Bei der Hannovermesse präsentiert sich die deutsche Industrie schlagkräftig wie nie. Doch hinter der Fassade sieht StZ-Kommentator Ulrich Schreyer dunkle Wolken.

Wirtschaft: Ulrich Schreyer (ey)

Hannover - Bei Ausstellern und Besuchern der Industriemesse in Hannover herrschen die schönsten Frühlingsgefühle. Draußen sprießt frisches Grün, in den Hallen freuen sich die Firmenvertreter über das rege Interesse ihrer Kunden – und gerne nimmt man auch die frohen Botschaften der Wirtschaftsforscher zur Kenntnis: Die weltweit wichtigste Industrieschau ist in diesem Jahr keine Messe zwischen Hoffen und Bangen. Im Gegenteil, sie signalisiert die Stabilisierung eines Aufschwungs auf breiter Front.

 

Doch trotz der allseits verbreiteten Zuversicht lässt der Bundesverband der Industrie (BDI) die Alarmglocke schrillen. Deutschland tue zu wenig für Innovationen, Deutschland drohe international zurückzufallen, hat BDI-Präsident Ulrich Grillo just zum Beginn der Neuheitenschau in Hannover verkündet. Dafür, wie innovativ ein Land ist, gibt es die verschiedensten Kriterien. Bei jedem dieser Indizes liegt Deutschland immer noch in der Spitzengruppe – in Europa, aber auch weltweit. Ob Deutschland aktuell auf Platz drei, vier oder sechs liegt, das hängt ganz von der Betrachtungsweise ab und ist gar nicht so entscheidend. Entscheidend ist, ob es künftig gelingt, wenigstens einen dieser Spitzenplätze zu verteidigen.

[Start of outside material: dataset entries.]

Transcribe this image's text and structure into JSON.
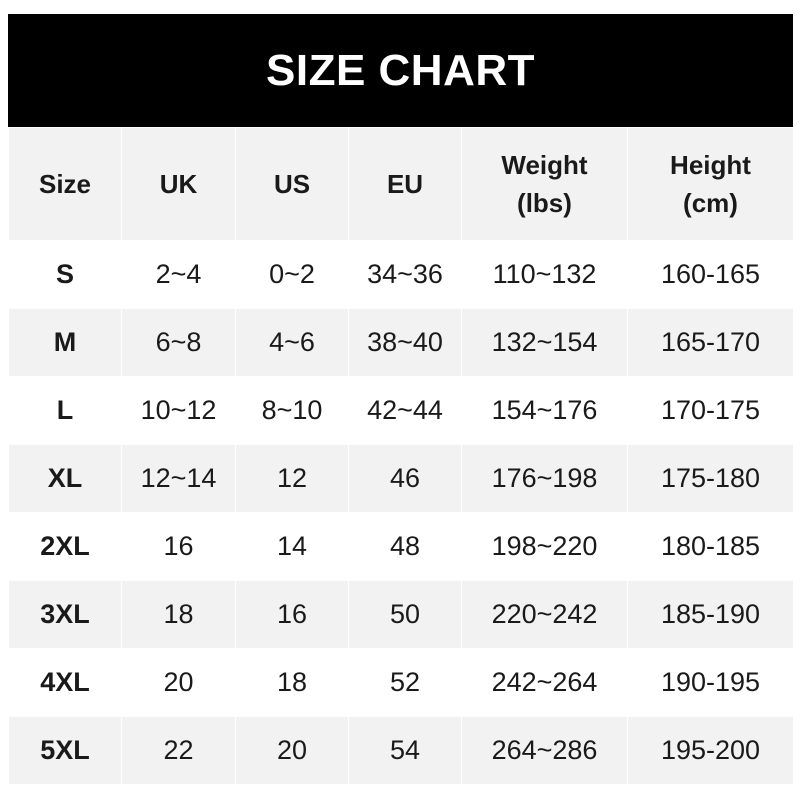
{
  "title": "SIZE CHART",
  "colors": {
    "header_bg": "#000000",
    "header_text": "#ffffff",
    "stripe": "#f2f2f2"
  },
  "columns": [
    "Size",
    "UK",
    "US",
    "EU",
    "Weight (lbs)",
    "Height (cm)"
  ],
  "column_lines": [
    [
      "Size"
    ],
    [
      "UK"
    ],
    [
      "US"
    ],
    [
      "EU"
    ],
    [
      "Weight",
      "(lbs)"
    ],
    [
      "Height",
      "(cm)"
    ]
  ],
  "rows": [
    [
      "S",
      "2~4",
      "0~2",
      "34~36",
      "110~132",
      "160-165"
    ],
    [
      "M",
      "6~8",
      "4~6",
      "38~40",
      "132~154",
      "165-170"
    ],
    [
      "L",
      "10~12",
      "8~10",
      "42~44",
      "154~176",
      "170-175"
    ],
    [
      "XL",
      "12~14",
      "12",
      "46",
      "176~198",
      "175-180"
    ],
    [
      "2XL",
      "16",
      "14",
      "48",
      "198~220",
      "180-185"
    ],
    [
      "3XL",
      "18",
      "16",
      "50",
      "220~242",
      "185-190"
    ],
    [
      "4XL",
      "20",
      "18",
      "52",
      "242~264",
      "190-195"
    ],
    [
      "5XL",
      "22",
      "20",
      "54",
      "264~286",
      "195-200"
    ]
  ]
}
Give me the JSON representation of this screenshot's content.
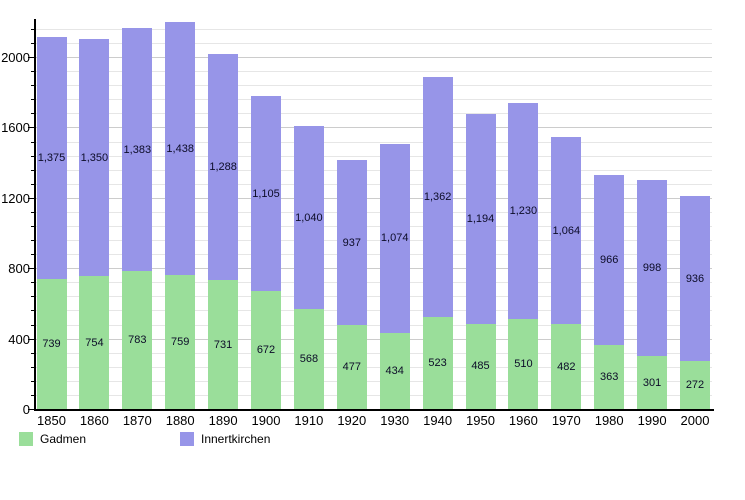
{
  "chart_data": {
    "type": "bar",
    "stacked": true,
    "title": "",
    "xlabel": "",
    "ylabel": "",
    "categories": [
      "1850",
      "1860",
      "1870",
      "1880",
      "1890",
      "1900",
      "1910",
      "1920",
      "1930",
      "1940",
      "1950",
      "1960",
      "1970",
      "1980",
      "1990",
      "2000"
    ],
    "series": [
      {
        "name": "Gadmen",
        "color": "#9ade9a",
        "values": [
          739,
          754,
          783,
          759,
          731,
          672,
          568,
          477,
          434,
          523,
          485,
          510,
          482,
          363,
          301,
          272
        ]
      },
      {
        "name": "Innertkirchen",
        "color": "#9795e8",
        "values": [
          1375,
          1350,
          1383,
          1438,
          1288,
          1105,
          1040,
          937,
          1074,
          1362,
          1194,
          1230,
          1064,
          966,
          998,
          936
        ]
      }
    ],
    "ylim": [
      0,
      2216
    ],
    "yticks": [
      0,
      400,
      800,
      1200,
      1600,
      2000
    ],
    "minor_tick_step": 80,
    "grid": true,
    "bar_value_labels": true,
    "legend_position": "bottom-left",
    "axis_color": "#000000",
    "background_color": "#ffffff"
  }
}
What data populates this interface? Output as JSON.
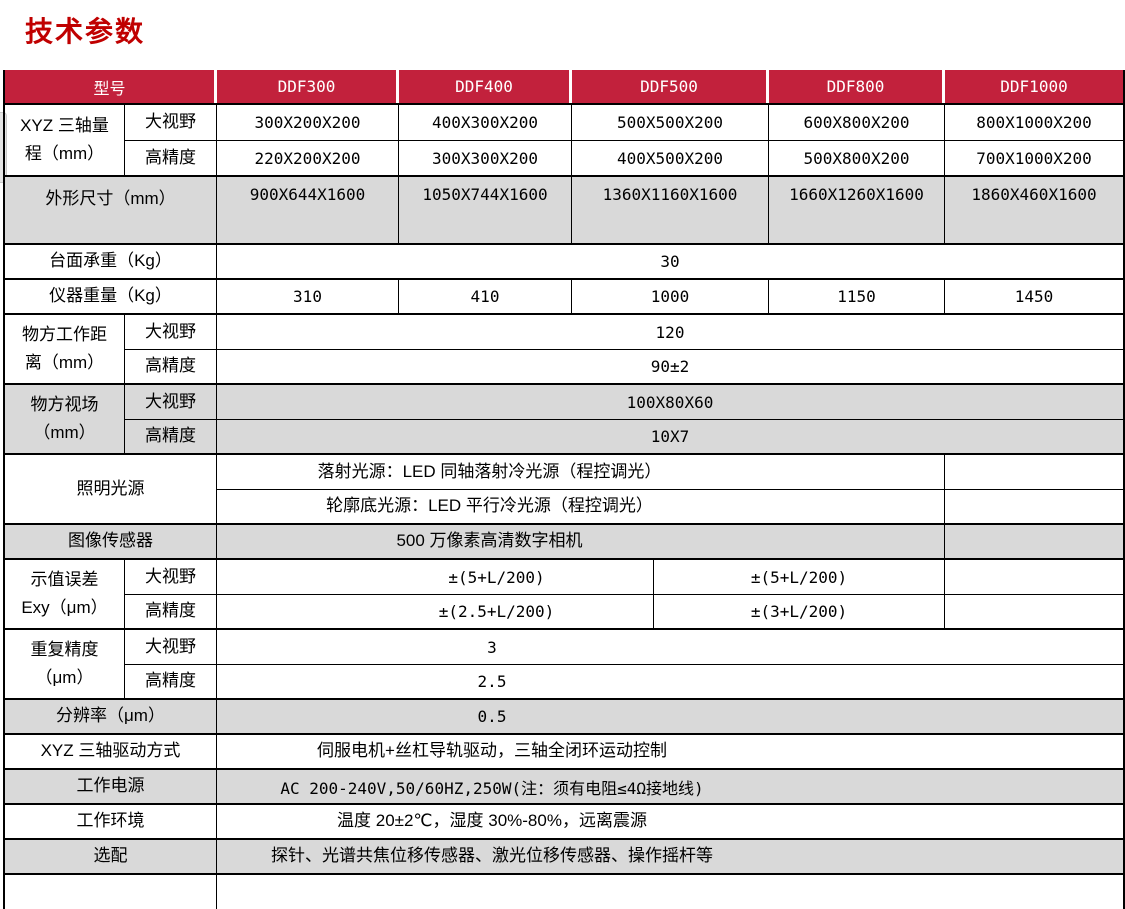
{
  "title": "技术参数",
  "header": {
    "model_label": "型号",
    "models": [
      "DDF300",
      "DDF400",
      "DDF500",
      "DDF800",
      "DDF1000"
    ]
  },
  "rows": {
    "xyz": {
      "label": "XYZ 三轴量\n程（mm）",
      "subs": [
        "大视野",
        "高精度"
      ],
      "big": [
        "300X200X200",
        "400X300X200",
        "500X500X200",
        "600X800X200",
        "800X1000X200"
      ],
      "hp": [
        "220X200X200",
        "300X300X200",
        "400X500X200",
        "500X800X200",
        "700X1000X200"
      ]
    },
    "dims": {
      "label": "外形尺寸（mm）",
      "values": [
        "900X644X1600",
        "1050X744X1600",
        "1360X1160X1600",
        "1660X1260X1600",
        "1860X460X1600"
      ]
    },
    "load": {
      "label": "台面承重（Kg）",
      "value": "30"
    },
    "weight": {
      "label": "仪器重量（Kg）",
      "values": [
        "310",
        "410",
        "1000",
        "1150",
        "1450"
      ]
    },
    "wd": {
      "label": "物方工作距\n离（mm）",
      "subs": [
        "大视野",
        "高精度"
      ],
      "values": [
        "120",
        "90±2"
      ]
    },
    "fov": {
      "label": "物方视场\n（mm）",
      "subs": [
        "大视野",
        "高精度"
      ],
      "values": [
        "100X80X60",
        "10X7"
      ]
    },
    "light": {
      "label": "照明光源",
      "lines": [
        "落射光源：LED 同轴落射冷光源（程控调光）",
        "轮廓底光源：LED 平行冷光源（程控调光）"
      ]
    },
    "sensor": {
      "label": "图像传感器",
      "value": "500 万像素高清数字相机"
    },
    "err": {
      "label": "示值误差\nExy（μm）",
      "subs": [
        "大视野",
        "高精度"
      ],
      "big": [
        "±(5+L/200)",
        "±(5+L/200)"
      ],
      "hp": [
        "±(2.5+L/200)",
        "±(3+L/200)"
      ]
    },
    "rep": {
      "label": "重复精度\n（μm）",
      "subs": [
        "大视野",
        "高精度"
      ],
      "values": [
        "3",
        "2.5"
      ]
    },
    "res": {
      "label": "分辨率（μm）",
      "value": "0.5"
    },
    "drive": {
      "label": "XYZ 三轴驱动方式",
      "value": "伺服电机+丝杠导轨驱动，三轴全闭环运动控制"
    },
    "power": {
      "label": "工作电源",
      "value": "AC 200-240V,50/60HZ,250W(注：须有电阻≤4Ω接地线)"
    },
    "env": {
      "label": "工作环境",
      "value": "温度 20±2℃，湿度 30%-80%，远离震源"
    },
    "opt": {
      "label": "选配",
      "value": "探针、光谱共焦位移传感器、激光位移传感器、操作摇杆等"
    }
  }
}
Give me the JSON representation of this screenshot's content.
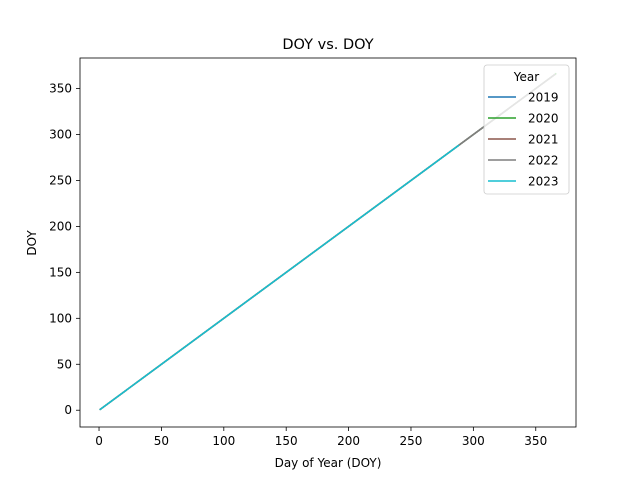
{
  "chart_data": {
    "type": "line",
    "title": "DOY vs. DOY",
    "xlabel": "Day of Year (DOY)",
    "ylabel": "DOY",
    "xlim": [
      -15.25,
      382.25
    ],
    "ylim": [
      -18.25,
      383.25
    ],
    "xticks": [
      0,
      50,
      100,
      150,
      200,
      250,
      300,
      350
    ],
    "yticks": [
      0,
      50,
      100,
      150,
      200,
      250,
      300,
      350
    ],
    "grid": false,
    "legend": {
      "title": "Year",
      "placement": "upper right"
    },
    "series": [
      {
        "name": "2019",
        "color": "#1f77b4",
        "x": [
          1,
          365
        ],
        "y": [
          1,
          365
        ]
      },
      {
        "name": "2020",
        "color": "#2ca02c",
        "x": [
          1,
          366
        ],
        "y": [
          1,
          366
        ]
      },
      {
        "name": "2021",
        "color": "#8c564b",
        "x": [
          1,
          365
        ],
        "y": [
          1,
          365
        ]
      },
      {
        "name": "2022",
        "color": "#7f7f7f",
        "x": [
          1,
          365
        ],
        "y": [
          1,
          365
        ]
      },
      {
        "name": "2023",
        "color": "#17becf",
        "x": [
          1,
          288
        ],
        "y": [
          1,
          288
        ]
      }
    ]
  }
}
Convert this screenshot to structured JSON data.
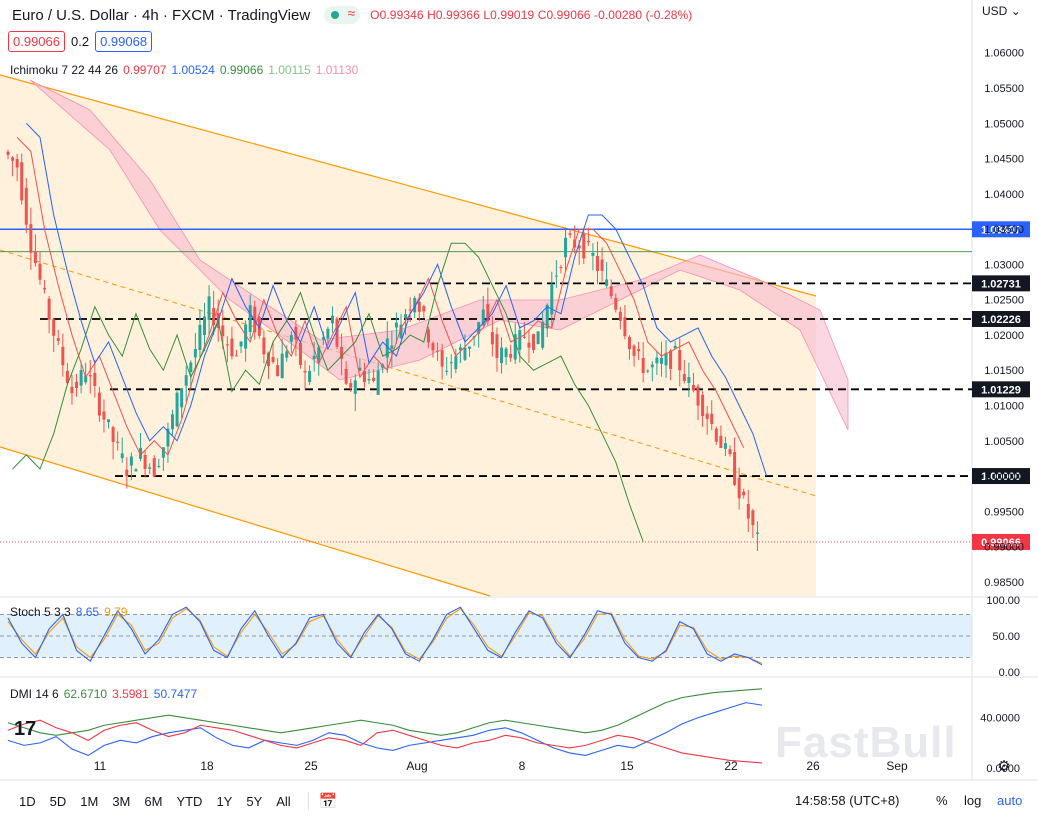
{
  "header": {
    "symbol": "Euro / U.S. Dollar · 4h · FXCM · TradingView",
    "o": "O0.99346",
    "h": "H0.99366",
    "l": "L0.99019",
    "c": "C0.99066",
    "chg": "-0.00280 (-0.28%)",
    "sell_price": "0.99066",
    "spread": "0.2",
    "buy_price": "0.99068",
    "currency": "USD"
  },
  "ichimoku": {
    "label": "Ichimoku 7 22 44 26",
    "v1": "0.99707",
    "v2": "1.00524",
    "v3": "0.99066",
    "v4": "1.00115",
    "v5": "1.01130",
    "colors": [
      "#f23645",
      "#2962ff",
      "#388e3c",
      "#81c784",
      "#f48fb1"
    ]
  },
  "stoch": {
    "label": "Stoch 5 3 3",
    "k": "8.65",
    "d": "9.79",
    "k_color": "#2962ff",
    "d_color": "#ff9800"
  },
  "dmi": {
    "label": "DMI 14 6",
    "adx": "62.6710",
    "minus": "3.5981",
    "plus": "50.7477",
    "adx_color": "#388e3c",
    "minus_color": "#f23645",
    "plus_color": "#2962ff"
  },
  "bottom_bar": {
    "timeframes": [
      "1D",
      "5D",
      "1M",
      "3M",
      "6M",
      "YTD",
      "1Y",
      "5Y",
      "All"
    ],
    "time": "14:58:58 (UTC+8)",
    "percent": "%",
    "log": "log",
    "auto": "auto"
  },
  "watermark": "FastBull",
  "chart_data": {
    "type": "candlestick",
    "x_ticks": [
      "11",
      "18",
      "25",
      "Aug",
      "8",
      "15",
      "22",
      "26",
      "Sep"
    ],
    "y_ticks": [
      "1.06000",
      "1.05500",
      "1.05000",
      "1.04500",
      "1.04000",
      "1.03500",
      "1.03000",
      "1.02500",
      "1.02000",
      "1.01500",
      "1.01000",
      "1.00500",
      "1.00000",
      "0.99500",
      "0.99000",
      "0.98500"
    ],
    "ylim": [
      0.983,
      1.0635
    ],
    "horizontal_levels": [
      {
        "value": 1.03497,
        "label": "1.03497",
        "style": "solid",
        "color": "#2962ff"
      },
      {
        "value": 1.02731,
        "label": "1.02731",
        "style": "dashed",
        "color": "#000000"
      },
      {
        "value": 1.02226,
        "label": "1.02226",
        "style": "dashed",
        "color": "#000000"
      },
      {
        "value": 1.01229,
        "label": "1.01229",
        "style": "dashed",
        "color": "#000000"
      },
      {
        "value": 1.0,
        "label": "1.00000",
        "style": "dashed",
        "color": "#000000"
      }
    ],
    "last_price": {
      "value": 0.99066,
      "label": "0.99066",
      "color": "#f23645"
    },
    "close_path": [
      {
        "t": 0,
        "c": 1.046
      },
      {
        "t": 3,
        "c": 1.044
      },
      {
        "t": 6,
        "c": 1.033
      },
      {
        "t": 9,
        "c": 1.025
      },
      {
        "t": 12,
        "c": 1.018
      },
      {
        "t": 15,
        "c": 1.012
      },
      {
        "t": 18,
        "c": 1.015
      },
      {
        "t": 21,
        "c": 1.01
      },
      {
        "t": 24,
        "c": 1.005
      },
      {
        "t": 27,
        "c": 1.001
      },
      {
        "t": 30,
        "c": 1.003
      },
      {
        "t": 33,
        "c": 1.001
      },
      {
        "t": 36,
        "c": 1.006
      },
      {
        "t": 39,
        "c": 1.013
      },
      {
        "t": 42,
        "c": 1.018
      },
      {
        "t": 45,
        "c": 1.024
      },
      {
        "t": 48,
        "c": 1.02
      },
      {
        "t": 51,
        "c": 1.017
      },
      {
        "t": 54,
        "c": 1.023
      },
      {
        "t": 57,
        "c": 1.018
      },
      {
        "t": 60,
        "c": 1.015
      },
      {
        "t": 63,
        "c": 1.02
      },
      {
        "t": 66,
        "c": 1.014
      },
      {
        "t": 69,
        "c": 1.018
      },
      {
        "t": 72,
        "c": 1.022
      },
      {
        "t": 75,
        "c": 1.012
      },
      {
        "t": 78,
        "c": 1.015
      },
      {
        "t": 81,
        "c": 1.013
      },
      {
        "t": 84,
        "c": 1.019
      },
      {
        "t": 87,
        "c": 1.022
      },
      {
        "t": 90,
        "c": 1.026
      },
      {
        "t": 93,
        "c": 1.02
      },
      {
        "t": 96,
        "c": 1.015
      },
      {
        "t": 99,
        "c": 1.017
      },
      {
        "t": 102,
        "c": 1.019
      },
      {
        "t": 105,
        "c": 1.023
      },
      {
        "t": 108,
        "c": 1.017
      },
      {
        "t": 111,
        "c": 1.018
      },
      {
        "t": 114,
        "c": 1.02
      },
      {
        "t": 117,
        "c": 1.019
      },
      {
        "t": 120,
        "c": 1.027
      },
      {
        "t": 123,
        "c": 1.033
      },
      {
        "t": 126,
        "c": 1.033
      },
      {
        "t": 129,
        "c": 1.031
      },
      {
        "t": 132,
        "c": 1.027
      },
      {
        "t": 135,
        "c": 1.023
      },
      {
        "t": 138,
        "c": 1.017
      },
      {
        "t": 141,
        "c": 1.015
      },
      {
        "t": 144,
        "c": 1.016
      },
      {
        "t": 147,
        "c": 1.017
      },
      {
        "t": 150,
        "c": 1.013
      },
      {
        "t": 153,
        "c": 1.01
      },
      {
        "t": 156,
        "c": 1.006
      },
      {
        "t": 159,
        "c": 1.002
      },
      {
        "t": 162,
        "c": 0.996
      },
      {
        "t": 165,
        "c": 0.9907
      }
    ],
    "stoch_k": [
      75,
      40,
      20,
      60,
      80,
      30,
      15,
      50,
      85,
      60,
      25,
      45,
      80,
      90,
      70,
      30,
      20,
      60,
      85,
      50,
      20,
      40,
      75,
      80,
      40,
      20,
      55,
      80,
      60,
      25,
      15,
      45,
      80,
      90,
      60,
      30,
      20,
      55,
      85,
      75,
      40,
      20,
      50,
      85,
      80,
      40,
      20,
      15,
      30,
      70,
      60,
      25,
      15,
      25,
      20,
      10
    ],
    "stoch_d": [
      70,
      45,
      25,
      55,
      75,
      35,
      20,
      45,
      80,
      65,
      30,
      40,
      75,
      88,
      72,
      35,
      22,
      55,
      80,
      55,
      25,
      38,
      70,
      78,
      45,
      22,
      50,
      78,
      62,
      28,
      18,
      42,
      75,
      88,
      65,
      35,
      22,
      50,
      82,
      78,
      45,
      22,
      45,
      80,
      82,
      45,
      22,
      18,
      28,
      65,
      62,
      30,
      18,
      22,
      20,
      12
    ],
    "dmi_plus": [
      22,
      18,
      20,
      25,
      15,
      10,
      18,
      22,
      20,
      25,
      28,
      30,
      32,
      24,
      18,
      16,
      22,
      20,
      18,
      22,
      28,
      26,
      20,
      16,
      14,
      18,
      20,
      22,
      24,
      26,
      30,
      32,
      28,
      22,
      16,
      12,
      10,
      14,
      18,
      16,
      22,
      28,
      35,
      40,
      44,
      48,
      52,
      50
    ],
    "dmi_minus": [
      30,
      35,
      38,
      32,
      28,
      22,
      30,
      34,
      36,
      30,
      25,
      28,
      34,
      32,
      30,
      26,
      22,
      18,
      16,
      20,
      24,
      22,
      18,
      28,
      30,
      26,
      22,
      18,
      16,
      20,
      22,
      26,
      24,
      20,
      18,
      16,
      18,
      22,
      26,
      24,
      20,
      16,
      12,
      10,
      8,
      6,
      5,
      4
    ],
    "dmi_adx": [
      36,
      32,
      28,
      26,
      28,
      30,
      34,
      36,
      38,
      40,
      42,
      40,
      38,
      36,
      34,
      32,
      30,
      28,
      30,
      32,
      34,
      36,
      38,
      36,
      34,
      30,
      28,
      26,
      28,
      32,
      36,
      38,
      36,
      34,
      32,
      30,
      28,
      30,
      34,
      40,
      46,
      52,
      56,
      58,
      60,
      61,
      62,
      63
    ]
  }
}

Werden die Tüftler genug gefördert?

Bereits seit den Zeiten des einstigen Wirtschaftsförderers Ferdinand von Steinbeis wird nicht nur im Südwesten immer wieder die Erkenntnis gepredigt, der wichtigste Schatz eines Landes ohne Öl oder Kupfer sei das Gehirnschmalz seiner Bewohner – jenes Forschen, Tüfteln und Experimentieren, das zu neuen Produkten führt. Doch gerade um den wichtigsten Schatz zu heben, tue Deutschland zu wenig, meint der BDI. Natürlich wird über Cluster diskutiert, also über die regionale Zusammenarbeit ähnlicher Industrien, natürlich gibt es Programme etwa zur Förderung des Leichtbaus mittels Karbonfasern, und natürlich wird an der Elektromobilität getüftelt. Die großen Konzerne in Deutschland füllen ihre Archive mit Patentanmeldungen – aber auch kleine Unternehmen sind, wie in Hannover zu sehen ist, durchaus mit von der Partie.

Bei der Politik aber herrscht – da muss man den Industrielobbyisten durchaus recht geben – Fehlanzeige. Im Berliner Koalitionsvertrag haben CDU/CSU und SPD festgelegt, dass drei Prozent des Bruttoinlandsprodukts für Forschung und Entwicklung ausgegeben werden sollen. Dieses Ziel ist bereits nahezu erreicht – aber andere Länder, etwa in Skandinavien, sind heute schon weiter. Und auch die asiatischen Länder schlafen nicht. Wichtige Wirtschaftsverbände fordern denn auch, dass Unternehmen Ausgaben für Innovationen von der Steuer absetzen dürfen. Gerade bei der steuerlichen Förderung haben viele Länder Deutschland abgehängt. Doch Investitionen, mit denen Neuheiten auf den Markt gebracht werden, sind Ausgaben, die später Früchte tragen. Und dies nützt nicht nur der Industrie.

Jetzt kommt Industrie 4.0: eine Herausforderung

Um Geld allein aber kann es bei der Förderung von Innovationen nicht gehen. Hohes Lob erntet weltweit die als herausragend geltende deutsche Infrastruktur im Bereich der Forschungseinrichtungen. Und Technologietransfer aus den Labors hin zu kleineren Unternehmen wird ebenfalls praktiziert. Dennoch – diese Kritik ist auch in Hannover zu hören – gibt es noch immer Professoren und Forschungseinrichtungen, die Hilfe heischende Mittelständler zur Verzweiflung treiben.

Doch fast jeder auf der Wirtschaftsmesse spricht auch von Industrie 4.0, der Vernetzung von Maschinen, die miteinander kommunizieren. Dies wird nicht von heute auf morgen die Fabriken umkrempeln – aber viele machen schon die ersten Schritte. Und sie haben ein gemeinsames Ziel. Dabei geht es um mehr als nur um Geld: Industrie 4.0 könnte zum Symbol des nötigen Aufbruchs bei Innovationen werden.